Any advice is appreciated here… I don’t want her to continue eating ONLY safflower ad infinitum, but I am worried about cutting her off bc she doesn’t eat anything else. Have you successfully transitioned a pigeon?


----------



## Jay3 (May 4, 2008)

What are you feeding her now? Give her a dish of feed, and don't replace it, or refill it. Leave that the next day, so that she will have to eat the other seeds or be hungry. She should then start trying the other seeds if she is hungry enough. If you keep refilling, and adding more safflower, she will continue to keep picking it out. You need to force her to try the different seeds.
I mean, you could do the same with the pellets, but pigeons usually do prefer seed.


----------



## cwebster (Dec 11, 2010)

Our vet transitioned Phoebe from seeds to Zupreem pellets and we plan to transition our current birds from seeds and later pellets. Have read that grinding up the new food and sprinkling it on the old food, then mixing them after a few days, then only giving the new food works. But you have to make sure the food is offered only 10 minutes twice per day.


----------



## spirit wings (Mar 29, 2008)

ohlivya said:


> Hello pigeon peeps! A little white homing pigeon I adopted last week (tentatively named Amelia until the gender test comes through) is cute as can be but unfortunately rejects ALL food other than safflower seeds.
> 
> Her vet recommends a 4-day transition to pellets (Harrison’s) and says she could lose 20-40g during that time and that this is normal, but I am a bit concerned as she is still a bit slender (295g at last weigh-in).
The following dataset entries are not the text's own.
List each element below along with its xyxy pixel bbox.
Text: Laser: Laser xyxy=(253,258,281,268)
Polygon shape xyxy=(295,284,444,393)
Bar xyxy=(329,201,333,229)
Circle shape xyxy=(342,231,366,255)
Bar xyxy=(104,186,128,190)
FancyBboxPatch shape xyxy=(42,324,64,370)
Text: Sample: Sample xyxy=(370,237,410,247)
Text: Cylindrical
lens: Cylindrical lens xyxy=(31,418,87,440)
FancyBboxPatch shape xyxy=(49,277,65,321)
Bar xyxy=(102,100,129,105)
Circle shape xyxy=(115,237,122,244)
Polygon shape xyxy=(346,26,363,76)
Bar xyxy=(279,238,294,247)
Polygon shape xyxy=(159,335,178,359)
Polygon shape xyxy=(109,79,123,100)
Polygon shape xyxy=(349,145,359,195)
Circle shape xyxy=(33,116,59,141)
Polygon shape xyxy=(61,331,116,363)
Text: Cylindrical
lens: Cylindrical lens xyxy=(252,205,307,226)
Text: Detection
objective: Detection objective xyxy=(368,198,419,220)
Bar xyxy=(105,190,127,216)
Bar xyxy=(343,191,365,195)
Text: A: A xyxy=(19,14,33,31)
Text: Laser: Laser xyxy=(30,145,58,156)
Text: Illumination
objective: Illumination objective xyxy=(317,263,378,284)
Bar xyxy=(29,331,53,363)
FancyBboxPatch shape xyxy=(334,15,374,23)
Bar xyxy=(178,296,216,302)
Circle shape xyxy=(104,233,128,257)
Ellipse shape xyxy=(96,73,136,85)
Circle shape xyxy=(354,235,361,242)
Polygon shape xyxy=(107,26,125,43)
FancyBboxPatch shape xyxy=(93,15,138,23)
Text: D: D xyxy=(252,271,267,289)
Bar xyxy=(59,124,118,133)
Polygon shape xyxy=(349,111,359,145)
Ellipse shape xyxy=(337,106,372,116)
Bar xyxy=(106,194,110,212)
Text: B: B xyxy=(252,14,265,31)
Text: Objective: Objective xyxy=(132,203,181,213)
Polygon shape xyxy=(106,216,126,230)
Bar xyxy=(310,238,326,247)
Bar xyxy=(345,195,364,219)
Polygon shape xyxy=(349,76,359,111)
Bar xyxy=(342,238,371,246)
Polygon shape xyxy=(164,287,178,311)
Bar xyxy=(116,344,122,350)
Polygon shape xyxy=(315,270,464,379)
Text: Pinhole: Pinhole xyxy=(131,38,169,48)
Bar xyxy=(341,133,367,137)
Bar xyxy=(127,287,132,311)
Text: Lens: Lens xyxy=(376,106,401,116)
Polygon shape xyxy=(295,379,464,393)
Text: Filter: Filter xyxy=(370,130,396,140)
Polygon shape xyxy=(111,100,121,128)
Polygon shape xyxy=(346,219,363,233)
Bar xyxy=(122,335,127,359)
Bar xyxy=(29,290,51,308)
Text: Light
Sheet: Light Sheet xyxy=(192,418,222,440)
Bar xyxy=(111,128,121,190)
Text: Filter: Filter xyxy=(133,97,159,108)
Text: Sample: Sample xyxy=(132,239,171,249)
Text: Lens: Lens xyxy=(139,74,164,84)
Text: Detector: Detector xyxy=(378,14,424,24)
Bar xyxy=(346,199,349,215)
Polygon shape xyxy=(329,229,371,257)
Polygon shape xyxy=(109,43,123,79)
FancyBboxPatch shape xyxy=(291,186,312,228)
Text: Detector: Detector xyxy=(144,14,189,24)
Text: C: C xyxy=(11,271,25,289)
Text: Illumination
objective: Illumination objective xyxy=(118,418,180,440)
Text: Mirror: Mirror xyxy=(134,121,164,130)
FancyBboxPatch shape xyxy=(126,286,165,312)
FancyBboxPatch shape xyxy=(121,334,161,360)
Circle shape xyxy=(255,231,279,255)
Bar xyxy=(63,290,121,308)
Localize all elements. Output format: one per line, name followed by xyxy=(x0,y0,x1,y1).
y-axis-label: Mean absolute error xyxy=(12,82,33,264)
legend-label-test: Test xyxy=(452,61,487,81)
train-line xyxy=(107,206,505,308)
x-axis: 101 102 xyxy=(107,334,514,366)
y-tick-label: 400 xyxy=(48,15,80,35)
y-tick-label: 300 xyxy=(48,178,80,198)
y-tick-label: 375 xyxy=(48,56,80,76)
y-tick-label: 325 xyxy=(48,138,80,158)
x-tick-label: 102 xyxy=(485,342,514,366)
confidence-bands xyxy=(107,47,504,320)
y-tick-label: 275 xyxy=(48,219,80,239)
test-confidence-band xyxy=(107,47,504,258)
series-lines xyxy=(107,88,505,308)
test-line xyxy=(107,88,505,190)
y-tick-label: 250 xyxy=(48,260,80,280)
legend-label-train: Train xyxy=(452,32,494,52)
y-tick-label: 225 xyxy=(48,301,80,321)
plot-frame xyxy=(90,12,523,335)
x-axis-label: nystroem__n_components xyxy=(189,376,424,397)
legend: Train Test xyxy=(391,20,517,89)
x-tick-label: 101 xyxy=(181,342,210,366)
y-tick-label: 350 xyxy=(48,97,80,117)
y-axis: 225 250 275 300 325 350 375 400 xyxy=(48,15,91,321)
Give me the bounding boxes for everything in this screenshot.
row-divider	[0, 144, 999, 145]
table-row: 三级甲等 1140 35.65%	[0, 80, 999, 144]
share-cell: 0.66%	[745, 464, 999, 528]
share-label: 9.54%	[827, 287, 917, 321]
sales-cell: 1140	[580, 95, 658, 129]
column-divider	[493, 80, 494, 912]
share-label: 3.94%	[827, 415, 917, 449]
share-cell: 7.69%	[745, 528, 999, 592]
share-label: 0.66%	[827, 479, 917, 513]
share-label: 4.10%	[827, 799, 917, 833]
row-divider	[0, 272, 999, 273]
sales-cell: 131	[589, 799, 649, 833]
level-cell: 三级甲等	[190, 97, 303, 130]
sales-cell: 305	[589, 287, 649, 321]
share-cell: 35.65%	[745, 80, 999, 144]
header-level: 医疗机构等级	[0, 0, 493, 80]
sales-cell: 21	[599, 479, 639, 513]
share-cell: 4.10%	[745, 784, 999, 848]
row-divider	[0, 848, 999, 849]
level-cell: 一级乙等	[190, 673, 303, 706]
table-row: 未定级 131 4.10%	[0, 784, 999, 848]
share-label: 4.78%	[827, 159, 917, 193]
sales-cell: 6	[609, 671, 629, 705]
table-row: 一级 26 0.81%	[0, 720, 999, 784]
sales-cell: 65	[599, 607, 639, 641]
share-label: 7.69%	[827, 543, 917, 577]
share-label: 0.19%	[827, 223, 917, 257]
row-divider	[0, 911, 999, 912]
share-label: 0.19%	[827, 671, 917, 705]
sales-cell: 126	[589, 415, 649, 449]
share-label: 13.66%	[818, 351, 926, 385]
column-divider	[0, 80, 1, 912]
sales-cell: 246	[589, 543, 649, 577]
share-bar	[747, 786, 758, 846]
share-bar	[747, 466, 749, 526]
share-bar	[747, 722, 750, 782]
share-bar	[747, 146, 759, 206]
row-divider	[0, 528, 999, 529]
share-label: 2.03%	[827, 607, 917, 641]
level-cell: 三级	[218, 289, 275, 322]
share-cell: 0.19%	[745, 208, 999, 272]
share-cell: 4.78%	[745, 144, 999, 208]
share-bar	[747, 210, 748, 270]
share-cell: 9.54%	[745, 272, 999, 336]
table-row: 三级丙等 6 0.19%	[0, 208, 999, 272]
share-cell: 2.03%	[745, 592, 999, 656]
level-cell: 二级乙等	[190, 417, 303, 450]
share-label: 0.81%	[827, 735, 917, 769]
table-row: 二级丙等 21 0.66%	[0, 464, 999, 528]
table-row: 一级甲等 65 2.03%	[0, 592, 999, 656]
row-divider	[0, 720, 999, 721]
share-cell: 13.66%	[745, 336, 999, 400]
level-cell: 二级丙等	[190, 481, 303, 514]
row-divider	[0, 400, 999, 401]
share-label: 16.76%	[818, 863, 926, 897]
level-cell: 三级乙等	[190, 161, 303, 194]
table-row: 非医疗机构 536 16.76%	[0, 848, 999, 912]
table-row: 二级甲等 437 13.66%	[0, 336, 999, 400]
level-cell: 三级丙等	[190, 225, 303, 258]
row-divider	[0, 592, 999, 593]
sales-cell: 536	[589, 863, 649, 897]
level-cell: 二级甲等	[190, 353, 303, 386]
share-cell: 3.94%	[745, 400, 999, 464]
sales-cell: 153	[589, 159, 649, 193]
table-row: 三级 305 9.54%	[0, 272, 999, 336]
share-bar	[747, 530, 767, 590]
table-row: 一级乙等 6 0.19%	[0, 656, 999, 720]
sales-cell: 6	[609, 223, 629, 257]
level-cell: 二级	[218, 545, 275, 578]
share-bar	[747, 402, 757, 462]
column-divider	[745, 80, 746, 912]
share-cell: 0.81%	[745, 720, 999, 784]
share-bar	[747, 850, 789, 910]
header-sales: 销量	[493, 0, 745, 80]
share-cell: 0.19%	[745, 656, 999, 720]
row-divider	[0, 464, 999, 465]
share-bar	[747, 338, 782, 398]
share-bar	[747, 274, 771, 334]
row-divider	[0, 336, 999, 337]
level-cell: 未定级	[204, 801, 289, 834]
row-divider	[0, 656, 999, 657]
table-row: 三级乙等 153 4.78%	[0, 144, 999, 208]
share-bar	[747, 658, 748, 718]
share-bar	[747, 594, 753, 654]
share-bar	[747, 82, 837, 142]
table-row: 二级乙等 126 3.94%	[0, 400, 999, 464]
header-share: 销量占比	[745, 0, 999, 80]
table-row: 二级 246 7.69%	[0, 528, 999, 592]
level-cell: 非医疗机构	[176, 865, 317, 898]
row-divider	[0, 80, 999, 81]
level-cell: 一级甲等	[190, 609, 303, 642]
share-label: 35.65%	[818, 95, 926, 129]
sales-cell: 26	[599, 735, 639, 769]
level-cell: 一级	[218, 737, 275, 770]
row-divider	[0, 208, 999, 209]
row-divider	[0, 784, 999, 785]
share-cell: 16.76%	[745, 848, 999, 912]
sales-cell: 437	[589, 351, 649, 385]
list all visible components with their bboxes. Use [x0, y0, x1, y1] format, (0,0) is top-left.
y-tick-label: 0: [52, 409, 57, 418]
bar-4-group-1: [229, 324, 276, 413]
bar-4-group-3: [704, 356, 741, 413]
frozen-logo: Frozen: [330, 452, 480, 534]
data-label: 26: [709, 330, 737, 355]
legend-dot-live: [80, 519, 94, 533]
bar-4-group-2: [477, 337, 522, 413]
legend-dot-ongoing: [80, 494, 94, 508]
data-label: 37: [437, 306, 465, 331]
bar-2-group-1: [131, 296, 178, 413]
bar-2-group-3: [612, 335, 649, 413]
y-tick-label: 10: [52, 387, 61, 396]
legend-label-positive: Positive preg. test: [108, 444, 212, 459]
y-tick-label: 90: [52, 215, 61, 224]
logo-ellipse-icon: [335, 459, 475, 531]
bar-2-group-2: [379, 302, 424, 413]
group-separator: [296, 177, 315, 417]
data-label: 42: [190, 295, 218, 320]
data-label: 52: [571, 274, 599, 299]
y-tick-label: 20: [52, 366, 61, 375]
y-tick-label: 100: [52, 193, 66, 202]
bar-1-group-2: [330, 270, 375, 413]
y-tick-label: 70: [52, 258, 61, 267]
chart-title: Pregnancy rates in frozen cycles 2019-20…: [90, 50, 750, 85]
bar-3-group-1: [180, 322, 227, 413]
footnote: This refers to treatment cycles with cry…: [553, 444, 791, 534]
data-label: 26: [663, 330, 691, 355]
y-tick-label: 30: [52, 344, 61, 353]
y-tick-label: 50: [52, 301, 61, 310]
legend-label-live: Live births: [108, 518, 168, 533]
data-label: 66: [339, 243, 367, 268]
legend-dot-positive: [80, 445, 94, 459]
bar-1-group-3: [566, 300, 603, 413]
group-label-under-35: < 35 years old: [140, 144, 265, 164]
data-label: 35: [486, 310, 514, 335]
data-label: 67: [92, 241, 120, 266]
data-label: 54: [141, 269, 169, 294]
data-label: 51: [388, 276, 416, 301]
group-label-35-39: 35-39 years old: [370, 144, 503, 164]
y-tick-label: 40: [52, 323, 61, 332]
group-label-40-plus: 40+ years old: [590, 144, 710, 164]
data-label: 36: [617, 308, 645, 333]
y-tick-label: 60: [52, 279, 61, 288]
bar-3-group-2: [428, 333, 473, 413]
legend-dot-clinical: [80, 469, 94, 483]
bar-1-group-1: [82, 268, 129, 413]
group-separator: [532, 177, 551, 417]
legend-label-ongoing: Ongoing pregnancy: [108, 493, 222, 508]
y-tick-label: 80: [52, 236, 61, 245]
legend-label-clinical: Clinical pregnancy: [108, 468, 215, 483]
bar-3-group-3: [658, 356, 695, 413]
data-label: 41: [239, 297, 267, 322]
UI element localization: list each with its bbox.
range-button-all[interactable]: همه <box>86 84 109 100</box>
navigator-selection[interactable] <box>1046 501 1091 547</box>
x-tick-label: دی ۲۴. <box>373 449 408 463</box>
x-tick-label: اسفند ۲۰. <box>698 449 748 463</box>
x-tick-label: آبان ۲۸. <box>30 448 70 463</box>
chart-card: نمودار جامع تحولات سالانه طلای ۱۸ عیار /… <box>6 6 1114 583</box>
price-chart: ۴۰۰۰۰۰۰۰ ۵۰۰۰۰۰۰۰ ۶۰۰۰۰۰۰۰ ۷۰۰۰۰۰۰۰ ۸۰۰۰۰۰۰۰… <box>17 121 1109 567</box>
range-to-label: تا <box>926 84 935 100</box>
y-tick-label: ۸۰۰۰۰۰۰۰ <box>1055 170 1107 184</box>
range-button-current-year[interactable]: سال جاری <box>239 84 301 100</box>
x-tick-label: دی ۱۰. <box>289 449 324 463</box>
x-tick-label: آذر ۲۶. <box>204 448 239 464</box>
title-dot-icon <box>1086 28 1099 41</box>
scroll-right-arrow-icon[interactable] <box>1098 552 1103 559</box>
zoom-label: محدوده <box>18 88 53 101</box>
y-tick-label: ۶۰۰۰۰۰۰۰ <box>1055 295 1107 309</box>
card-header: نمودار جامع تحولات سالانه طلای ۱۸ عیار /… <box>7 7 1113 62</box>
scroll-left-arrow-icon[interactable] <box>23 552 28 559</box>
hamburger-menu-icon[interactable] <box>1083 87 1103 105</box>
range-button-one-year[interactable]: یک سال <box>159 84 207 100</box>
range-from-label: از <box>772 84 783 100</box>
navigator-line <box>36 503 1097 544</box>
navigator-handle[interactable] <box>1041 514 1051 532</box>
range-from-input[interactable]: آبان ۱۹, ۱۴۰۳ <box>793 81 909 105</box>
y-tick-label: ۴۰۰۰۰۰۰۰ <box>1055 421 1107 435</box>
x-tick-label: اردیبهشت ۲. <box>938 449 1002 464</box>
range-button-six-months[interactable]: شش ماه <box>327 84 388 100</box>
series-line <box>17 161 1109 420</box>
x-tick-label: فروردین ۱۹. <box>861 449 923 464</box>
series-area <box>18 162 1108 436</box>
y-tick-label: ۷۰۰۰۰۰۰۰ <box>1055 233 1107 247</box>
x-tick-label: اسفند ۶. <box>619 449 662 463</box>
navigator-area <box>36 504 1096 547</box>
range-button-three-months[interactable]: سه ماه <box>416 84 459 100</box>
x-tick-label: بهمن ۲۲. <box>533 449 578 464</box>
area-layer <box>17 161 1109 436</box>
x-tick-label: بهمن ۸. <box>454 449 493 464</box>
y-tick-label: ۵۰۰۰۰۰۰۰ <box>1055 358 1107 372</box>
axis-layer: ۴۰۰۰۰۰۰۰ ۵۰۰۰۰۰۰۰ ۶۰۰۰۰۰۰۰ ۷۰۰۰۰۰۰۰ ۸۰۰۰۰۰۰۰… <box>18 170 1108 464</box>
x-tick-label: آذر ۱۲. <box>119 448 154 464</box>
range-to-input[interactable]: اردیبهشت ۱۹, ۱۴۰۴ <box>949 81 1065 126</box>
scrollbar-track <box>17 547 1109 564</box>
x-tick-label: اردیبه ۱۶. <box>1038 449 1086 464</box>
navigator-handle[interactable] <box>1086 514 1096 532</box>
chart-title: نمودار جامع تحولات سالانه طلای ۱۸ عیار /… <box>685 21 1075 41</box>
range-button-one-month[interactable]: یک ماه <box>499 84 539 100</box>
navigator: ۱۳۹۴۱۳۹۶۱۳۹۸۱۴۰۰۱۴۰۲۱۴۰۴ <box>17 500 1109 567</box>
She's still quite young too - not a squeaker but a pidge child for sure.
> 
> Any advice is appreciated here… I don’t want her to continue eating ONLY safflower ad infinitum, but I am worried about cutting her off bc she doesn’t eat anything else. Have you successfully transitioned a pigeon?


Get the Harrison's. Then add just a small amount to what she likes to eat now. Very gradually every two or three days add more Harrison's while add less safflowers or what ever she is on now. At some point there will be only Harrison's in the dish and he's eating it.
I still gave my doves a few safflowers seeds a few times a week after their main diet was transitioned to Harrison's, but I offered it only after seeing them eat the Harrison's well.


----------



## mikis343 (Nov 26, 2013)

Dont feed her for all day till the end of the day when she is very hungry then get a screen reptile tank lid of something to filter out the larger seeds and only give her the small seeds. This usually happens when there is an excess of food so they can become picky and begin to only eat their favorites much like humans can. Only give her a small amount of food at the same time each day. 30 grams of feed a day is the minimum. One of my pigeons developed a safflower addiction until I started restricting her feed


----------



## Jay3 (May 4, 2008)

Why restrict her feed when you can just leave the same seeds there until she eats them? And she should be getting more than just the smaller seeds. She needs to learn to eat different things. You don't need to hold her feed back, and you don't want to give her just small seeds, or then she will get to where she is eating only the smaller seeds. She is restricting herself, if she won't eat the other seeds when that is all that is left. When she gets hungry enough she will eat them.


----------